Marine Energy In New Zealand


Harnessing energy from marine waves and tides has become an attractive proposition as new technologies have been developed since the 1990s. Resources Offshore swells and waves contain large amounts of energy.

The main islands are exposed to the open Southern Oceans and capture the full effects of the ‘Roaring Forties’, which bring energetic waves to our west- and south-facing coasts. New Zealand’s wave resources are ‘world-class’.

New Zealand’s tides sweep anticlockwise around our coast roughly twice a day, but give only a small rise and fall (2 – 3 m). Consequently, tidal currents have lower velocities than in other countries and tidal currents are patchily distributed around New Zealand.

Offshore islands, passages and seabed irregularities can provide a focussing mechanism and there are some areas of significant tidal current flow, for example, Cook Strait. Technologies Marine energy technologies are under development in a number of countries but most technologies are not yet mature.

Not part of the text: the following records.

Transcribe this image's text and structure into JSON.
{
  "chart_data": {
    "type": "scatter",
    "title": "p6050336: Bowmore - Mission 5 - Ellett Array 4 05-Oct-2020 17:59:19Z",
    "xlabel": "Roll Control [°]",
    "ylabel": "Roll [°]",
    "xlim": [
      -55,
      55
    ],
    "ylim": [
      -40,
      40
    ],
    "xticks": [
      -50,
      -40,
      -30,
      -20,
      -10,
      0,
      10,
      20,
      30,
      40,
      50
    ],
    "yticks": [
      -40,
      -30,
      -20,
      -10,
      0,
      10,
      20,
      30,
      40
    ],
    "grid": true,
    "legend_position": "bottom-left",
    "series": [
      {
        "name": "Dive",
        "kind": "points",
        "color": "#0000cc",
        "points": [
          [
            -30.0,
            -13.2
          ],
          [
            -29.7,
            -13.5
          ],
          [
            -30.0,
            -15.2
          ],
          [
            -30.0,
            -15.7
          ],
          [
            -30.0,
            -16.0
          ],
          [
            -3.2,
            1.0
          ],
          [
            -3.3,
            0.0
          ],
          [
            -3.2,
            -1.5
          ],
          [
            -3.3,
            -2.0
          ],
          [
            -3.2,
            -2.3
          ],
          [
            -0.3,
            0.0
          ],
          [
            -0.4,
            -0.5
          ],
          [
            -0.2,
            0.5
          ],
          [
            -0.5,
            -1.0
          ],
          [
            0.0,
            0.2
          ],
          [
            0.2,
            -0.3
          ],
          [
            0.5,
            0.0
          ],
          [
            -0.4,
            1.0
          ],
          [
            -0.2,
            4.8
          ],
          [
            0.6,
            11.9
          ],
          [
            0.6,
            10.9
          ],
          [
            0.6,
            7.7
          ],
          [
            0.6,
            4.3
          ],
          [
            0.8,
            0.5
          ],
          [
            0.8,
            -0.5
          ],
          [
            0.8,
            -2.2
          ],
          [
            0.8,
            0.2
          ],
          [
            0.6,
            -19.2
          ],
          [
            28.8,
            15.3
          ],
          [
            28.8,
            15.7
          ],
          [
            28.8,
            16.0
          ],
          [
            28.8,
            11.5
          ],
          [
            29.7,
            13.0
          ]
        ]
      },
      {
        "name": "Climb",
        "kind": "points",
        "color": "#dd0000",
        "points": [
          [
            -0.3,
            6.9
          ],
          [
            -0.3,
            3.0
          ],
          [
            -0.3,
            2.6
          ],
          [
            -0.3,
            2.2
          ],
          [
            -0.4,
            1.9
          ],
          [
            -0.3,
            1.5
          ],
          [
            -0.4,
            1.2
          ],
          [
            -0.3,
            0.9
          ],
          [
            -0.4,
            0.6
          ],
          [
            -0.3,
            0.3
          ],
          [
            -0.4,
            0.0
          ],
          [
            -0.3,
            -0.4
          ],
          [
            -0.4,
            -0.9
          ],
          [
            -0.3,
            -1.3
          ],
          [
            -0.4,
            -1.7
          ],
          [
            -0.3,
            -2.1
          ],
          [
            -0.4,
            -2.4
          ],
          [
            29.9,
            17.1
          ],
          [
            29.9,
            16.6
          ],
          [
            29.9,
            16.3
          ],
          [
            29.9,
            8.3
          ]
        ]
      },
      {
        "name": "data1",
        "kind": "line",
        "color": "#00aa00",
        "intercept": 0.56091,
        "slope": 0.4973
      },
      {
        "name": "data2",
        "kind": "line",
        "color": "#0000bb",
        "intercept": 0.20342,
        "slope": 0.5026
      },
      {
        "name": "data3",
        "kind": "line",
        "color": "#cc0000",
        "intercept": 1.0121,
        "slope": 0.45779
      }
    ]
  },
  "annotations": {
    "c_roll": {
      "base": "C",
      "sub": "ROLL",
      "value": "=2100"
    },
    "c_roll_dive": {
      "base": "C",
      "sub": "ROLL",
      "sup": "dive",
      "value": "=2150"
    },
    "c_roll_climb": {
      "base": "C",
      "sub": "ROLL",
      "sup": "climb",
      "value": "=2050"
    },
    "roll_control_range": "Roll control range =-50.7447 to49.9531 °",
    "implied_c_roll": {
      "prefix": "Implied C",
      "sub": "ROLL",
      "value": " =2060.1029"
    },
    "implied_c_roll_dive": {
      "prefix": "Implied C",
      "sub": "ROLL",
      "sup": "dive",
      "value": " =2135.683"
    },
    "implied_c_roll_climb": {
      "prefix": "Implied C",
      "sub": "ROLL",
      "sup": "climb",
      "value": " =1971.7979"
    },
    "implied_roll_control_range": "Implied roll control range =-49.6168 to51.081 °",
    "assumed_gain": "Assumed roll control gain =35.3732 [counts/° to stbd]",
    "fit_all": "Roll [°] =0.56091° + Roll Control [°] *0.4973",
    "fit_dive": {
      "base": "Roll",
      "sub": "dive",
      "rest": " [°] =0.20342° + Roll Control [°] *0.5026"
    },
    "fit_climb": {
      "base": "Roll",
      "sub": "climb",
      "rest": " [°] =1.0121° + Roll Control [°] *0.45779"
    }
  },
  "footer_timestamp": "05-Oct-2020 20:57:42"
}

The first offshore commercial ‘wave farm’, utilizing a Scottish wave device called Pelamis, will be operating before the end of 2006. The first full-scale trial of a tidal energy device is being conducted in Northern Ireland. British Government forecasts that there will be over 100 MW of operational marine energy devices by 2009.

Investment in R & D and Demonstration Projects The United Kingdom, Ireland, Portugal and Denmark are currently investing significantly in marine energy with the UK being the current leader in technology developments. Canada, the United States and Australia all have active projects to develop marine energy technologies and particular sites.

New Zealand has to date invested very little in marine energy but our natural resource advantage could make marine energy a significant contributor to future energy supply. Possibly as much as 20% of New Zealand’s electricity could be generated from marine energy sources.

Projects There are currently fourteen active wave and tidal energy projects in New Zealand. All are in the early stages, all are relatively small. There are two publicly announced tidal projects, and two wave projects, one developing a wave device and a second seeking to import an overseas technology.